Des choses dont mes filles n’ont jamais entendu parler, ni
jamais ne les ont vues. Tu sais, s’il nous arrive de
posséder de grands sacs de riz venus de la charité des
paysans, je cuisine le riz petit à petit pour qu’il puisse
nous suffire l’année entière. Je le partage entre eux dans
des verres. J’ai suivi le conseil de ton oncle, Mahmoud Al-Montazem,
que Dieu ait son âme, qui tissait les guéridons de la
mosquée. Il m’avait dit : « Ali, mon frère, nos enfants sont
nombreux et nous possédons peu d’astuces … Partage le riz
dans des verres, nous ne pouvons pas avoir le luxe de le
diviser dans des assiettes, comme le reste des humains … ».
Et le seul garçon qui était censé m’aider à élever ce tas de
chair … Tu le sais mieux que moi … Enfin, c’est pour te dire
que malgré ma gêne et mon besoin de tout millième, je ne
vais pas pouvoir t’aider … Tout sauf ce que tu me demandes,
« si » Mohsen … Tu as été le bienvenu !
Et avant
que Mohsen ne cherche de ses yeux (qui s’étaient habitués à
l’obscurité de la salle) un endroit éloigné de la paillasse
pour éteindre sa cigarette Marlboro, il fit signe au cheikh
de prendre son temps avant toute décision et de réfléchir
sans se hâter.
— Prenez
votre temps pour réfléchir … Moi aussi je vais vous laisser
du temps, et je reviendrai vous voir … Il y a dans ce boulot
du blé qui va vous mettre dans une situation plus aisée …

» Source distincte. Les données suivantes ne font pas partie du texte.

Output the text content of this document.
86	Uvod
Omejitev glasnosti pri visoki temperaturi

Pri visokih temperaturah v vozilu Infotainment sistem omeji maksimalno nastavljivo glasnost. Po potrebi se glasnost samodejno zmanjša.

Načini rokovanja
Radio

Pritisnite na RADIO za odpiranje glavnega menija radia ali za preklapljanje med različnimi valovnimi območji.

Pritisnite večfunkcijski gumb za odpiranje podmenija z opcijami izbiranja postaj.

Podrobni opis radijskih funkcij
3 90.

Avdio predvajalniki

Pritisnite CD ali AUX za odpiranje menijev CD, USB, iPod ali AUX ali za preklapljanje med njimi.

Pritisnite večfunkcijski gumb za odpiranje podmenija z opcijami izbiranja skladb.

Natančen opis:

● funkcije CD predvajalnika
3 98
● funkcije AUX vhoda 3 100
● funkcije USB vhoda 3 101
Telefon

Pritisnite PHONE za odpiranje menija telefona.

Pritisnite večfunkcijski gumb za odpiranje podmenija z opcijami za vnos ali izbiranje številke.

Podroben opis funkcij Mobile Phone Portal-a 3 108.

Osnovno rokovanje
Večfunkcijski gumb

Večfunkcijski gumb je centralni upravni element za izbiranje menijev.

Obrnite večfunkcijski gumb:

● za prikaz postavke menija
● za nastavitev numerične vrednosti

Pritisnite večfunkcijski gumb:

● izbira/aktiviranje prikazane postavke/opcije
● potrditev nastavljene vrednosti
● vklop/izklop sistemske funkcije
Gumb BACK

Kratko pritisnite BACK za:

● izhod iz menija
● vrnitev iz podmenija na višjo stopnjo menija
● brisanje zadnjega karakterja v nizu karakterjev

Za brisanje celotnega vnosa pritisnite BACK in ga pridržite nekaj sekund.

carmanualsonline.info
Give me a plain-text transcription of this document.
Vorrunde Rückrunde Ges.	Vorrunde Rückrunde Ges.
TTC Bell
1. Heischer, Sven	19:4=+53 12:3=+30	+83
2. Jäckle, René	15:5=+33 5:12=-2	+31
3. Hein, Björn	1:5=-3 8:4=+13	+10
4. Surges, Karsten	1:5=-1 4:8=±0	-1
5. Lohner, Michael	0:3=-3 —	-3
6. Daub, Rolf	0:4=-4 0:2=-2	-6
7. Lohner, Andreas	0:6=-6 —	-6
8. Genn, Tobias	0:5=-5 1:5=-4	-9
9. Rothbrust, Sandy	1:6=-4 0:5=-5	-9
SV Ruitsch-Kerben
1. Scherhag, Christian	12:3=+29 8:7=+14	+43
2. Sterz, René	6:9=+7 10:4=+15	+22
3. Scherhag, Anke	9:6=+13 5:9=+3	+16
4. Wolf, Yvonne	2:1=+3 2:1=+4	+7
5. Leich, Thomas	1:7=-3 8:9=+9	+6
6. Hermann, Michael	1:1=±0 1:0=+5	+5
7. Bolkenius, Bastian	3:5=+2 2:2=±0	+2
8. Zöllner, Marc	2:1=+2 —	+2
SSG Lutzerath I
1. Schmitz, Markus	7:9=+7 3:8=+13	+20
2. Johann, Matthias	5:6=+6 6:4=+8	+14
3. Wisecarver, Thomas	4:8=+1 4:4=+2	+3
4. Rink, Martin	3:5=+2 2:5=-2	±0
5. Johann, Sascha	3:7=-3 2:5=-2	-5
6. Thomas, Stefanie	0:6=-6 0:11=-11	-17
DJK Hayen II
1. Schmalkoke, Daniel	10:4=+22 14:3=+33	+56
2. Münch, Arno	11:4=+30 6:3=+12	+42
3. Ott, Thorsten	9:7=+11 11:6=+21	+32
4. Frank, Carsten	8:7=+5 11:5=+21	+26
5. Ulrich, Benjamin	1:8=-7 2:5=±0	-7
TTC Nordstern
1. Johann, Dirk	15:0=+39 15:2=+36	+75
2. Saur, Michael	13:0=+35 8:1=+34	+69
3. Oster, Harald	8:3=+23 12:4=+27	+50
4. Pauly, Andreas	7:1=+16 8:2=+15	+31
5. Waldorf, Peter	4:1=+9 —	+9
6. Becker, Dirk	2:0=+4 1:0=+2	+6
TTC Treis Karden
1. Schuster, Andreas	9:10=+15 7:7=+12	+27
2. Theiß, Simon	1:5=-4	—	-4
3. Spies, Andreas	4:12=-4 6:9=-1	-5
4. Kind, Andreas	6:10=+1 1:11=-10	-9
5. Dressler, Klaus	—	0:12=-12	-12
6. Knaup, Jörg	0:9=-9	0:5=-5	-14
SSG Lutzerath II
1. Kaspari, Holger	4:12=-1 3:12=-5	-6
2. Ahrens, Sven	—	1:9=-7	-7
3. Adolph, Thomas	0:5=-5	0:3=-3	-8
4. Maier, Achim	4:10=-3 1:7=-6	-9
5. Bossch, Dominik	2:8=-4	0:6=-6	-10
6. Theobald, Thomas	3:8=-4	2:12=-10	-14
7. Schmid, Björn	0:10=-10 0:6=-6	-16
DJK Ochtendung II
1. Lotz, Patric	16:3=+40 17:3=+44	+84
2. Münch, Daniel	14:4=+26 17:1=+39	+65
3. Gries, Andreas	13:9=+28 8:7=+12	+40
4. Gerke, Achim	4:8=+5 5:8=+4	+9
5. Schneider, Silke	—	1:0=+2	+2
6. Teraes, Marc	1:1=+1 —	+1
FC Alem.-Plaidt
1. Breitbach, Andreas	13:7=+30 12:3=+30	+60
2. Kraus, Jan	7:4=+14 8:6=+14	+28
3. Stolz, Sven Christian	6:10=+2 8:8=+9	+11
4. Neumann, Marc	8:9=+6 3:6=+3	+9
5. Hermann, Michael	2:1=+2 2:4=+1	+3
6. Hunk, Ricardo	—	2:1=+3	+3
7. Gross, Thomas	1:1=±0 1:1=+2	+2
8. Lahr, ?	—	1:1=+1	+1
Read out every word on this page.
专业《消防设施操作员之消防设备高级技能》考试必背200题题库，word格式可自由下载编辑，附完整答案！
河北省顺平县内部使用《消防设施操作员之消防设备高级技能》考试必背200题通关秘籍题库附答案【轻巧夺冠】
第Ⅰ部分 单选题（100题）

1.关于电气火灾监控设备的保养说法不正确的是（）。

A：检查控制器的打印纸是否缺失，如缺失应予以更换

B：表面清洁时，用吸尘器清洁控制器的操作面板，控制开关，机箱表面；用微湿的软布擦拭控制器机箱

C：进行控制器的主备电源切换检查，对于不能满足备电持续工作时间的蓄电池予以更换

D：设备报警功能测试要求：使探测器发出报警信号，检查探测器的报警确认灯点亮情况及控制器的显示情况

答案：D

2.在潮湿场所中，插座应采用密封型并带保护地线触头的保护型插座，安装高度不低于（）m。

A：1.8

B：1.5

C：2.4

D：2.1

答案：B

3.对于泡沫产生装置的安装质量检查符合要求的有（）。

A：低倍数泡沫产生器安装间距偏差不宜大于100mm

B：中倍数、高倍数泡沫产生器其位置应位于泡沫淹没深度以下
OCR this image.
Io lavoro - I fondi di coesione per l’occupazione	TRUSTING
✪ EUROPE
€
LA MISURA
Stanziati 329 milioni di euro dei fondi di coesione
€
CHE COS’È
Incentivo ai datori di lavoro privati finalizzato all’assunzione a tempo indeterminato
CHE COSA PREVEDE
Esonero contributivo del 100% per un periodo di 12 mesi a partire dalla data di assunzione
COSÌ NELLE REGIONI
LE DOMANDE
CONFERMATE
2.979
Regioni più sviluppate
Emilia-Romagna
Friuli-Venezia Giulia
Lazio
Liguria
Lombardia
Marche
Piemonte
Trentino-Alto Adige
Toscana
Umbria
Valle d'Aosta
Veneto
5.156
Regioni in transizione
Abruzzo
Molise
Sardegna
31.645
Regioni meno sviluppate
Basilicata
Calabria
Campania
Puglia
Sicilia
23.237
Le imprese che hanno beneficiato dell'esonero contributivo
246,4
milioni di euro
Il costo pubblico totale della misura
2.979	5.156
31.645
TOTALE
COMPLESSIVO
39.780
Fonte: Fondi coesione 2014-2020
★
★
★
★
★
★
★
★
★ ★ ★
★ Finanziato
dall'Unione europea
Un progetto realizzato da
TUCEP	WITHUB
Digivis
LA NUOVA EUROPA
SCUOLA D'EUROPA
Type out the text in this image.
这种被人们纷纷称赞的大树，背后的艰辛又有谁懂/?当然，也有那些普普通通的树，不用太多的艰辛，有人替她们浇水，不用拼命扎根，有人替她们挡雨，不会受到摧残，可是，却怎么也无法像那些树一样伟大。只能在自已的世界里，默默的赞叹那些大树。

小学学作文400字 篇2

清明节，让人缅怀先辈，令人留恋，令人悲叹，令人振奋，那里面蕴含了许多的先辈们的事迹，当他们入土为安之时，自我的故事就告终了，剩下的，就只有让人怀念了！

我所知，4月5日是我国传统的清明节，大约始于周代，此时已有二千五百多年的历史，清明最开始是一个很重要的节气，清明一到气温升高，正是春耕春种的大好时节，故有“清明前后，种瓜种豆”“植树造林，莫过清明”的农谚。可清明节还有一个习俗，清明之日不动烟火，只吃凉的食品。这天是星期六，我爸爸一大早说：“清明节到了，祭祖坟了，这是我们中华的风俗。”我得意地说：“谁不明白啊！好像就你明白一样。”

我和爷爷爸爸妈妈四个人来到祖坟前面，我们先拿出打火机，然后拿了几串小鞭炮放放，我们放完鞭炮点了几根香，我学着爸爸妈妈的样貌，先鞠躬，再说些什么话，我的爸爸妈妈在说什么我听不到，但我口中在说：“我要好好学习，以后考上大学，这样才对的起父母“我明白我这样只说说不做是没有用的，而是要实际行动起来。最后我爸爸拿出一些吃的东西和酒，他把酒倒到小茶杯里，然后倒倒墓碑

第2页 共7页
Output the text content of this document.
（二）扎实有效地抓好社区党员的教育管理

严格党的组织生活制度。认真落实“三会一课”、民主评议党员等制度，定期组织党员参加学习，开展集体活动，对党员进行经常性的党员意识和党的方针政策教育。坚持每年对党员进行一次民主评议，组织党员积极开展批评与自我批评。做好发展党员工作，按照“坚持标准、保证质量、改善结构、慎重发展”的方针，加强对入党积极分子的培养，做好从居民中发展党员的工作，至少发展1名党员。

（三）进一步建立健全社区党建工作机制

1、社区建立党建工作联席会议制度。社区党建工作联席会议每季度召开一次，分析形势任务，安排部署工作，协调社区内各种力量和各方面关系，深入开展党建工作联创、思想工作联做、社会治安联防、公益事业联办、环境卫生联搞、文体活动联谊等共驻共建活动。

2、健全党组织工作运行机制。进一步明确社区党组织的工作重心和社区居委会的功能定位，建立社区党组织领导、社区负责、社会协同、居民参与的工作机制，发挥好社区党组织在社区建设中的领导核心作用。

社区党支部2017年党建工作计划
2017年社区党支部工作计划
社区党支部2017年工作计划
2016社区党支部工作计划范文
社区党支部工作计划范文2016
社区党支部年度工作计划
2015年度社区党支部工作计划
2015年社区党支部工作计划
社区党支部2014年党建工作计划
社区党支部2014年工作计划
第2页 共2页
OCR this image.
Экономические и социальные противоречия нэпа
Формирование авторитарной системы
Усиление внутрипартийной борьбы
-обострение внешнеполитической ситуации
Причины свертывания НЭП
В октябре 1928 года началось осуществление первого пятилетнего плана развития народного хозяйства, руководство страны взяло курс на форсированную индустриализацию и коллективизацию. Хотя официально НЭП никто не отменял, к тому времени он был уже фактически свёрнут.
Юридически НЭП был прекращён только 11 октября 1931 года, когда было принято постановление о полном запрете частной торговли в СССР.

Vous savez, les jeunes de la fac de médecine sont riches et
ils sont des fils de grandes familles très aisées … Vous
voyez, je vis dans une grande et spacieuse demeure, nous
possédons de la terre et je circule dans une auto qui
m’appartient, pourtant, je suis le plus pauvre d’entre eux …
Deux jours et je reviendrai vous voir … Salut!